それでも実際に小さくなって、この目で人体を直接見てみたい、という研究者などはいるのでしょうね。
自分はミクロはおろかアントマンくらいのサイズでも小さくなりたいとは思いませんし、タイムリミットがあるなら例え難病だったとしても自分の体内に入れるのも躊躇しちゃいますが。

この映画の原題は”Fantastic Voyage”ですが、確かに幻想的な旅行ではあります。また「ミクロの決死圏」というのも意味不明な面は否定しませんが、それでも秀逸な邦題であろうと思います。
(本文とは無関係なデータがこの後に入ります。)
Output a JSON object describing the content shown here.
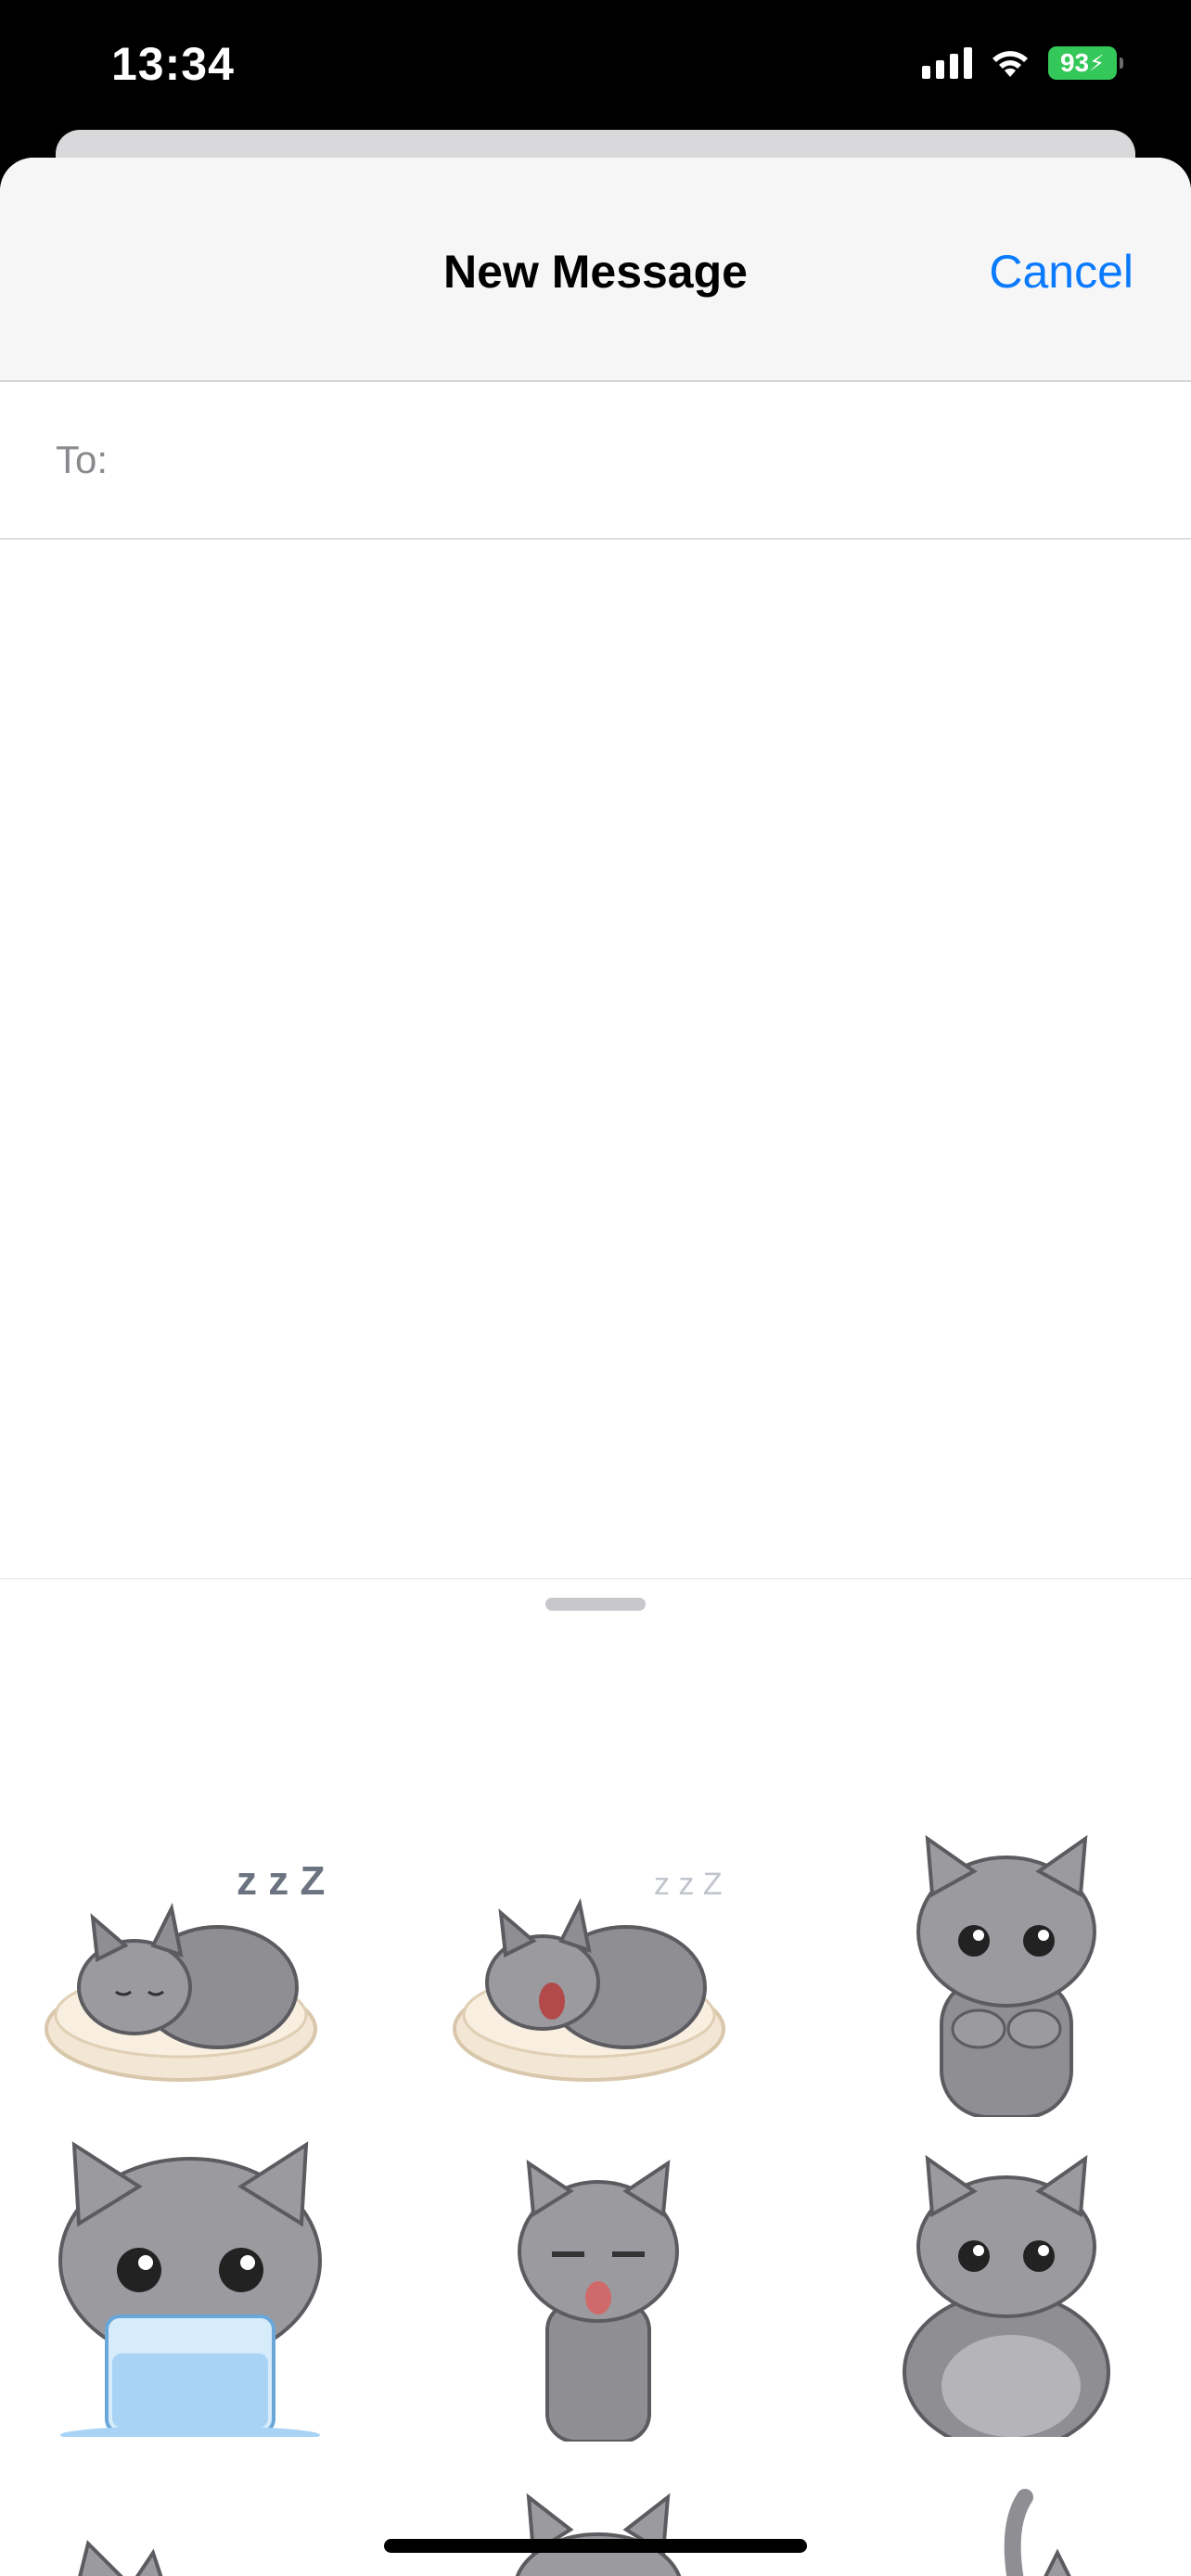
{
  "status_bar": {
    "time": "13:34",
    "battery": "93",
    "icons": [
      "cellular-signal-icon",
      "wifi-icon",
      "battery-charging-icon"
    ]
  },
  "header": {
    "title": "New Message",
    "cancel_label": "Cancel"
  },
  "recipient": {
    "label": "To:",
    "value": ""
  },
  "composer": {
    "value": "",
    "icons": [
      "plus-icon",
      "microphone-icon"
    ]
  },
  "stickers": [
    {
      "name": "sleeping-cat-sticker",
      "description": "cat sleeping on blanket"
    },
    {
      "name": "yawning-cat-sticker",
      "description": "cat yawning on blanket"
    },
    {
      "name": "standing-cat-sticker",
      "description": "cat with paws together"
    },
    {
      "name": "cat-water-glass-sticker",
      "description": "cat holding glass of water"
    },
    {
      "name": "tired-cat-sticker",
      "description": "cat with tongue out"
    },
    {
      "name": "cat-belly-sticker",
      "description": "cat holding belly"
    }
  ],
  "colors": {
    "accent": "#0a7aff",
    "battery": "#34c759",
    "header_bg": "#f6f6f6",
    "cat_fur": "#8e8e93"
  }
}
この題名に落ち着くまでは紆余曲折あったようですが、少なくてもこれまでにはなかったジャンルの映画なので、苦労も多かったのでしょう。

『ミクロの決死圏』_e0033570_22013912.jpgお話もSF映画でありながら、東西冷戦下のスパイアクション物の要素が取り入れられています。要人を助け出すためのミッションですが、メンバーの中に敵側のスパイ、破壊工作員がいることが冒頭から示唆されています。
体内旅行の楽しみとは別に、それが誰かという興味でも引っ張っていきますが、これはその人物の言動(及び配役)を注意していれば、比較的早い段階で気付くのではないでしょうか。

SF映画として見ると、縮小されるプロセスを丁寧に説明し、かつきちんと「絵」として見せてくれるのが嬉しいところ。
乗り込む潜水艇は窓が多いデザインなので、浅瀬に潜る観光目的のものならいざ知らず、特殊なミッションに使用するには強度や耐久性の面でどうなのかなという気もしますが、そこは娯楽映画として割り切るところでしょう。

娯楽映画としての特徴は、何といっても乗組員の紅一点ラクウェル・ウェルチ
彼女だけ潜水服への着替えのシーンがありますし、他のメンバーは下にシャツを着ているのが見えますが、彼女は胸元をざっくり開けています。おまけに他のメンバーに比べ、明らかにサイズが違うピッチピチでボディラインを強調。それはカメラアングルにも反映されているような。

そして特筆すべきは潜水艇に絡みついた抗体を剥がすため、船外に出て作業するシーン。何故かその抗体は他の乗組員を差し置いて彼女の身体にのみビッチリと絡みつき、締め付けて行きます。
その時の彼女の苦しそうな表情とは裏腹に、彼女の身体から必死で抗体を剥がそうとする他のメンバーの表情がどこか嬉しそうに見えるのは気のせいでしょうか。
撮影中、彼女はスタッフ・キャストからかなりのセクハラを受けていたのでは?と心配になるくらいです。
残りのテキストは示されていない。